Da diverso tempo si mormora di questa rivoluzione del servizio di consegne, ma da fine novembre le cose sembrano muoversi, complice la diffusione in rete di un video promozionale e di numerosi progetti del sistema.
Sembra che ormai siano pochi i nodi da districare prima di riuscire a far decollare (il gioco di parole è d’obbligo) il progetto, e a detta del portavoce della società, non dovrebbe mancare troppo tempo a vedere velivoli consegnare i pacchi direttamente atterrando nel cortile del cliente.
Perché è proprio così che funzionerà il servizio “Amazon Prime Air”, recapitando i pacchi tramite apparecchi comandati in remoto dotati di GPS, i quali riconosceranno l’area adibita all’atterraggio, preventivamente individuata dall’acquirente e contrassegnata con un apposito stampino.
Confermato quindi lo spazio designato e la possibilità di atterraggio, il drone si abbasserà e sgancerà letteralmente il pacco, per poi tornare alla propria base operativa.
Va da sé che se questo servizio prenderà piede sarà un altro passo nel futuro dell’e-commerce, vista la possibilità di vedersi recapitare la merce ordinata in un lasso di tempo rientrante nell’ordine di poche decine di minuti.
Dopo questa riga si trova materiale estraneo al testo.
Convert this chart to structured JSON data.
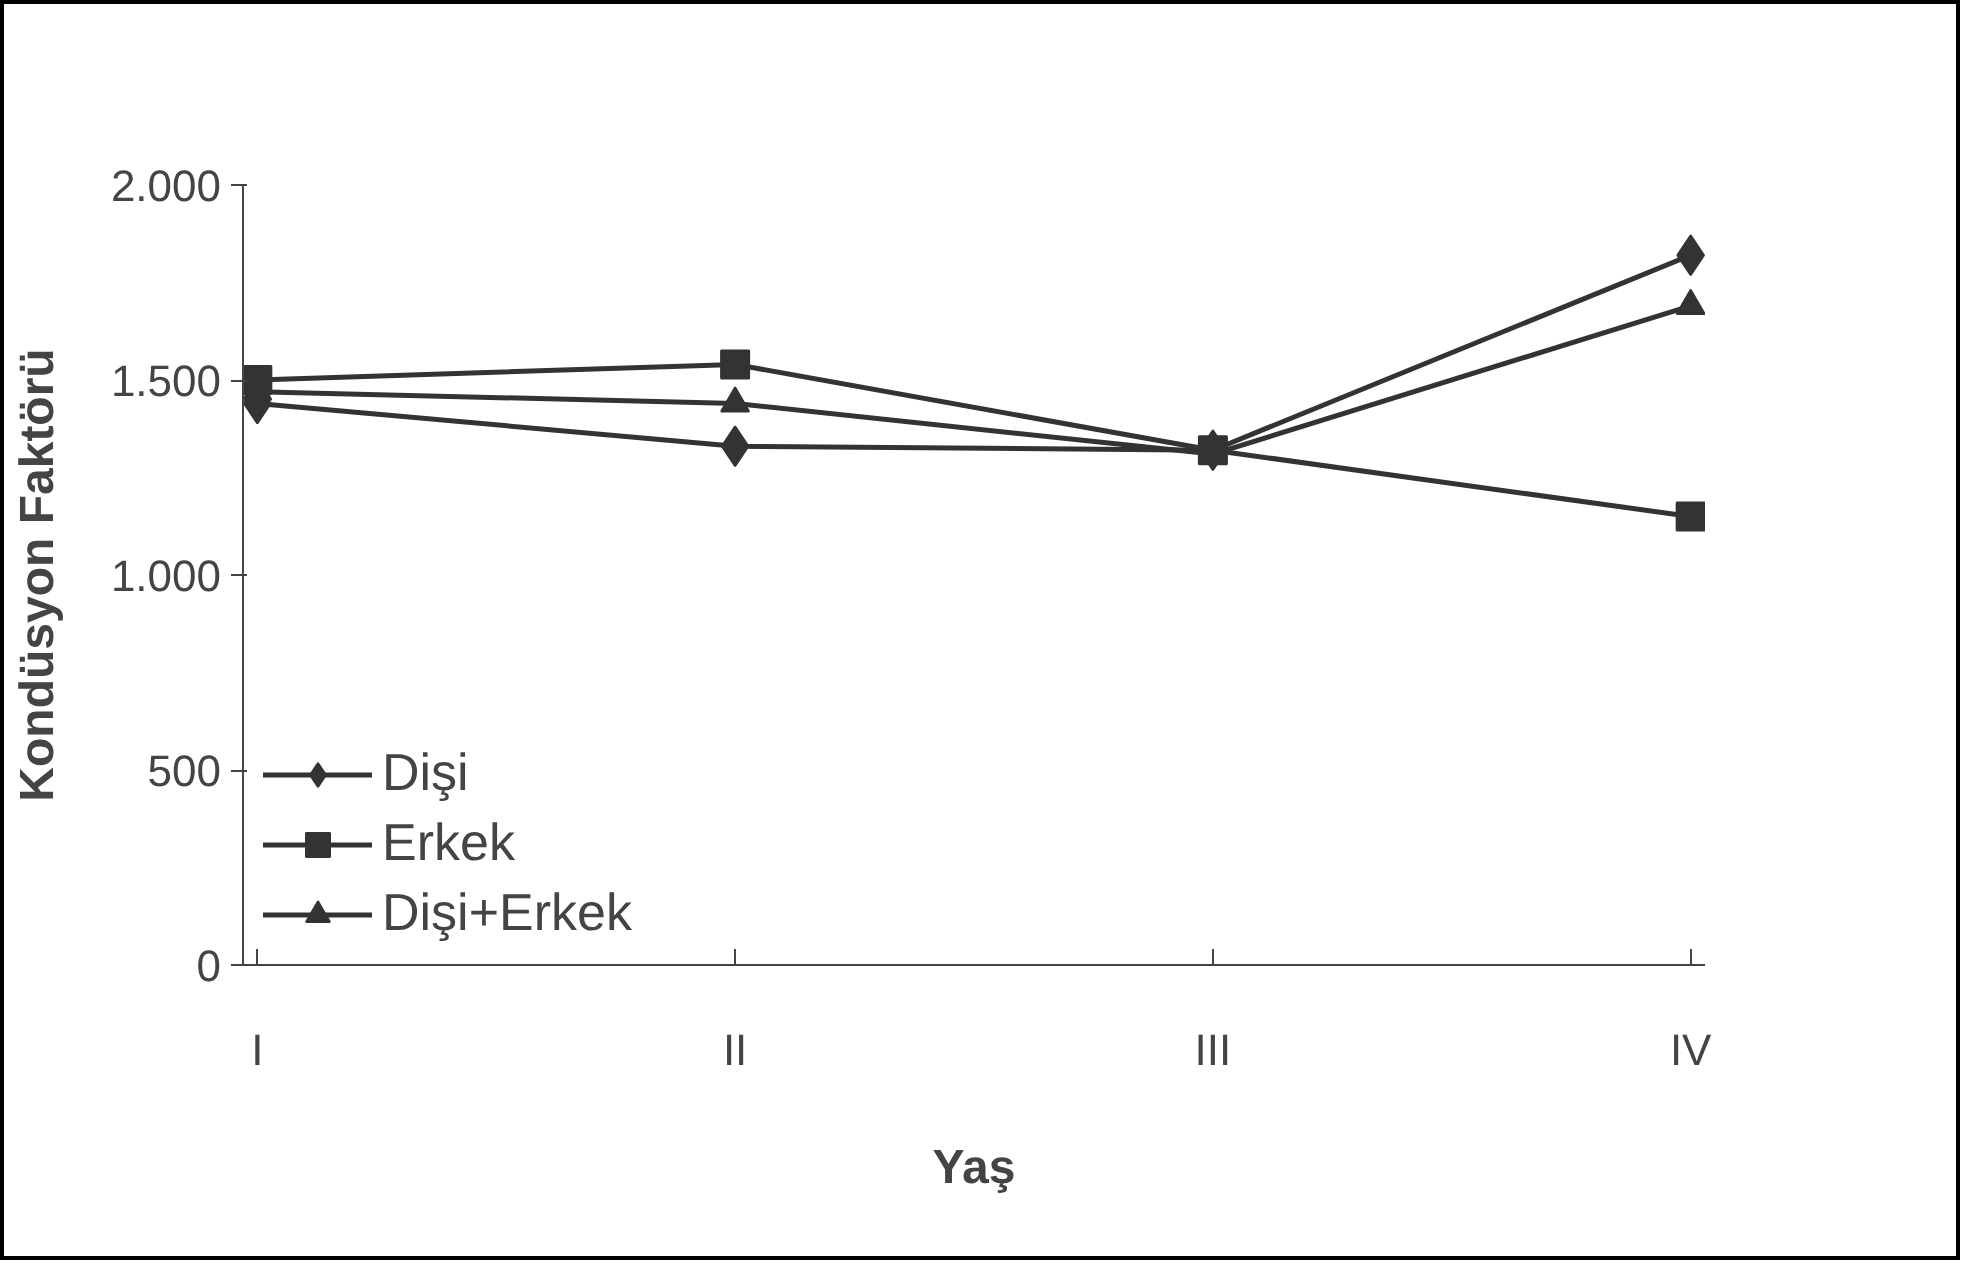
{
  "chart_data": {
    "type": "line",
    "xlabel": "Yaş",
    "ylabel": "Kondüsyon Faktörü",
    "categories": [
      "I",
      "II",
      "III",
      "IV"
    ],
    "ylim": [
      0,
      2000
    ],
    "yticks": [
      0,
      {
        "value": 500,
        "label": "500"
      },
      {
        "value": 1000,
        "label": "1.000"
      },
      {
        "value": 1500,
        "label": "1.500"
      },
      {
        "value": 2000,
        "label": "2.000"
      }
    ],
    "grid": false,
    "legend": "bottom left",
    "series": [
      {
        "name": "Dişi",
        "color": "#333333",
        "marker": "diamond",
        "values": [
          1440,
          1330,
          1320,
          1820
        ]
      },
      {
        "name": "Erkek",
        "color": "#333333",
        "marker": "square",
        "values": [
          1500,
          1540,
          1320,
          1150
        ]
      },
      {
        "name": "Dişi+Erkek",
        "color": "#333333",
        "marker": "triangle",
        "values": [
          1470,
          1440,
          1310,
          1690
        ]
      }
    ]
  }
}
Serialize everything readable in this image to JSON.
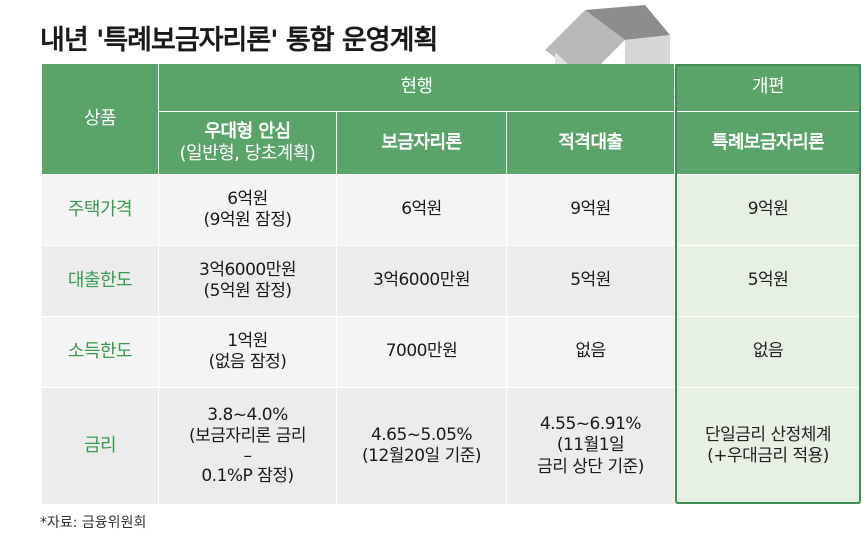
{
  "title": "내년 '특례보금자리론' 통합 운영계획",
  "header": {
    "product": "상품",
    "current": "현행",
    "revised": "개편",
    "col1_line1": "우대형 안심",
    "col1_line2": "(일반형, 당초계획)",
    "col2": "보금자리론",
    "col3": "적격대출",
    "col4": "특례보금자리론"
  },
  "rows": [
    {
      "label": "주택가격",
      "c1_line1": "6억원",
      "c1_line2": "(9억원 잠정)",
      "c2": "6억원",
      "c3": "9억원",
      "c4": "9억원"
    },
    {
      "label": "대출한도",
      "c1_line1": "3억6000만원",
      "c1_line2": "(5억원 잠정)",
      "c2": "3억6000만원",
      "c3": "5억원",
      "c4": "5억원"
    },
    {
      "label": "소득한도",
      "c1_line1": "1억원",
      "c1_line2": "(없음 잠정)",
      "c2": "7000만원",
      "c3": "없음",
      "c4": "없음"
    },
    {
      "label": "금리",
      "c1_line1": "3.8~4.0%",
      "c1_line2": "(보금자리론 금리",
      "c1_line3": "–",
      "c1_line4": "0.1%P 잠정)",
      "c2_line1": "4.65~5.05%",
      "c2_line2": "(12월20일 기준)",
      "c3_line1": "4.55~6.91%",
      "c3_line2": "(11월1일",
      "c3_line3": "금리 상단 기준)",
      "c4_line1": "단일금리 산정체계",
      "c4_line2": "(+우대금리 적용)"
    }
  ],
  "source": "*자료: 금융위원회",
  "colors": {
    "header_green": "#5aa46a",
    "label_green": "#3a9a52",
    "highlight_border": "#3f8e54"
  }
}
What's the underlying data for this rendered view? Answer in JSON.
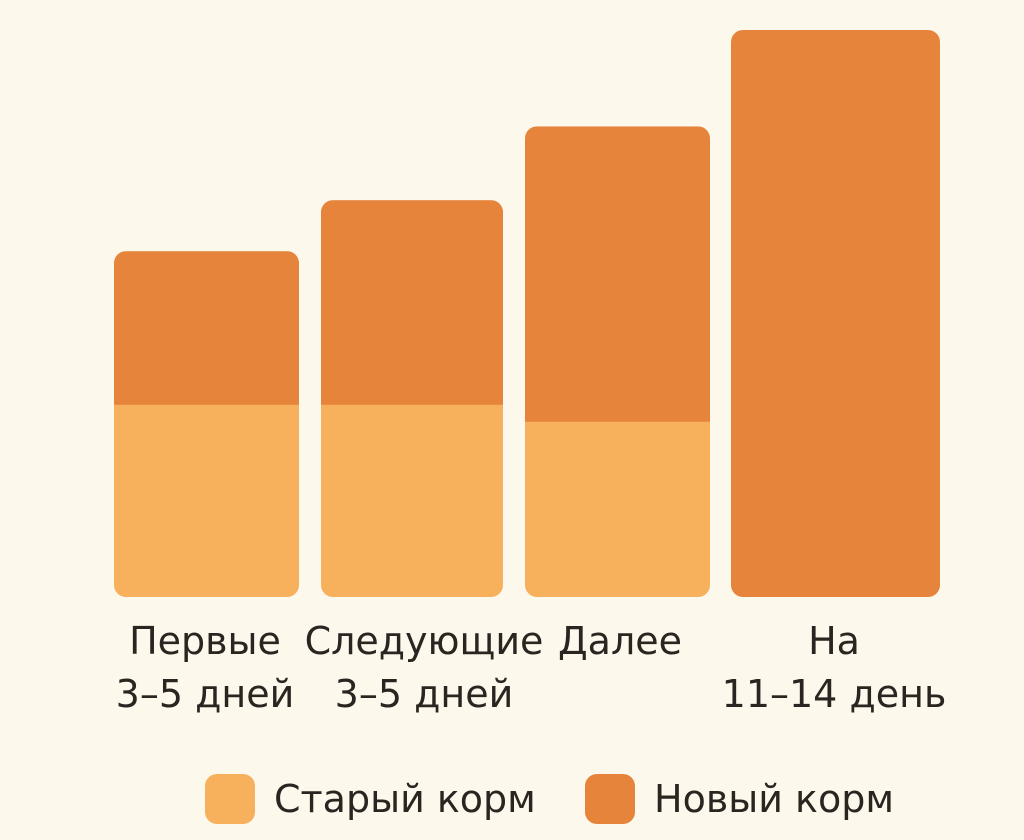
{
  "chart_data": {
    "type": "bar",
    "stacked": true,
    "categories": [
      [
        "Первые",
        "3–5 дней"
      ],
      [
        "Следующие",
        "3–5 дней"
      ],
      [
        "Далее"
      ],
      [
        "На",
        "11–14 день"
      ]
    ],
    "series": [
      {
        "name": "Старый корм",
        "values": [
          34,
          34,
          31,
          0
        ],
        "color": "#f7b05c"
      },
      {
        "name": "Новый корм",
        "values": [
          27,
          36,
          52,
          100
        ],
        "color": "#e5843a"
      }
    ],
    "ylim": [
      0,
      100
    ],
    "grid": false,
    "legend_position": "bottom"
  }
}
Quasi meno del tempo che si impiega ad acquistare lo stesso articolo recandosi personalmente in un negozio.
Certo, i problemi da superare sono ancora molti, principalmente di natura burocratica: prima di poter far volare i droni su spazio aereo pubblico, Amazon dovrà ottenere il permesso dalla Federal Aviation Administration.
Durante una convention che si è svolta all’Ames Research Center della Nasa, il Vicepresidente dell’azienda i ha già presentato un documento per disciplinare il volo dei fattorini robotizzati, in cui si descrive una fascia tra i 200 e i 400 piedi di altezza (cioè tra i 61 e i 122 metri) ad uso esclusivo dei droni autonomi e capaci di viaggiare almeno alla velocità di 60 nodi (circa 111 chilometri orari).
In pratica, si tratterebbe di una corsia preferenziale per i robot più sofisticati dotati di sistema GPS, collegamento Internet, sensori antiscontro e un piano di volo prestabilito per arrivare a destinazione con la massima sicurezza.
La proposta prevede anche una No Fly Zone tra i 400 e i 500 piedi (da 122 a 152 metri), che faccia da cuscinetto con lo spazio aereo utilizzato dai velivoli tradizionali.
A questo punto il progetto non dovrebbe essere troppo lontano dalla fase di lancio, e anche se per il momento è prevista una copertura solamente sul suolo americano, chissà che non passi troppo tempo dal veder svolazzare i nuovi corrieri robotici anche sopra le nostre teste.